A study by researchers from Wake Forest University Baptist Medical Center and the University of North Carolina was presented at the Society for Neuroscience conference in San Diego this week, suggesting that our brains can turn down our ability to see, so that we are better able to listen and focus on music and complex sounds.
The research used functional Magnetic Resonance Imaging in 20 non-musicians and 20 musical conductors aged 28-40, and found that both groups diverted brain activity away from visual areas during listening tasks. The activity fell in the visual regions areas as it rose in auditory ones. But during harder tasks the changes were less marked for conductors than for non-musicians.
While being scanned the subjects were asked to listen to two different musical tones played a few thousandths of a second apart and identify which was played first. The task was made harder for the professional musicians than for the non-musicians, to allow for the differences in their background.
As the task was made progressively more difficult, the non-musicians carried on diverting more and more activity away from the visual parts of the brain to the auditory, as they struggled to concentrate on the music. However, the conductors did not suppress their brains, suggesting that their years of training had given them an advantage in the way that their brains were organized and functioning.
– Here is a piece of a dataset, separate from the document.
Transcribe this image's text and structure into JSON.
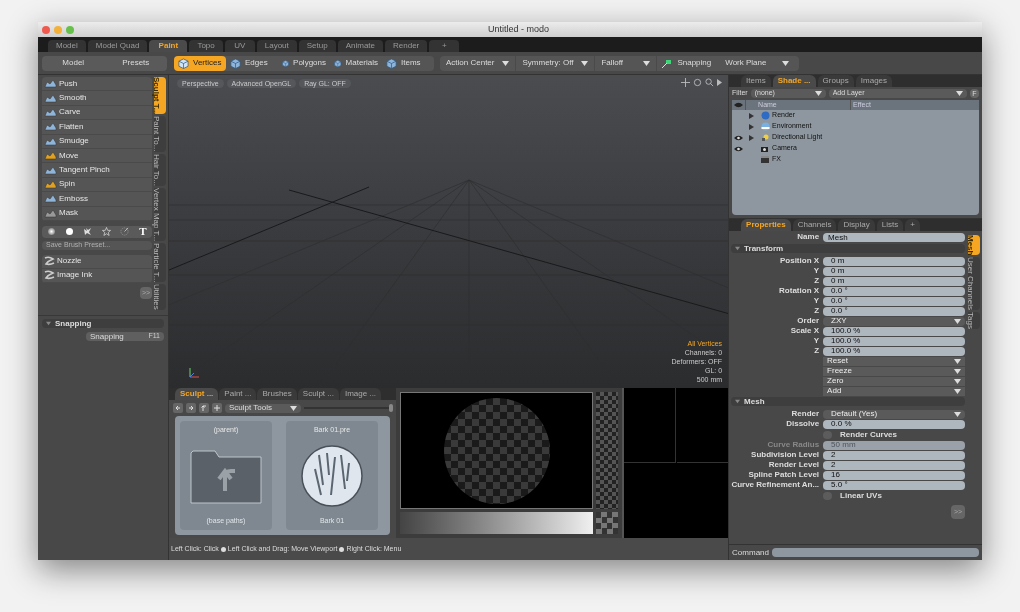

They are less likely to be distracted and are highly tuned to musical sounds.
This is like closing your eyes to listen to music and the advantage of the trained musicians is similar to the advantage that we see in the brain of the chess master compared with the amateur. Years of study and practice enable the chess player to move without much conscious thought.
It shows how well we are able to divert activity from one part of the brain to another as needed. It is that ability to be flexible and to recruit more brain when we need it that lies at the heart of the neurocognitive revolution that is changing the way that we think about the brain and mind.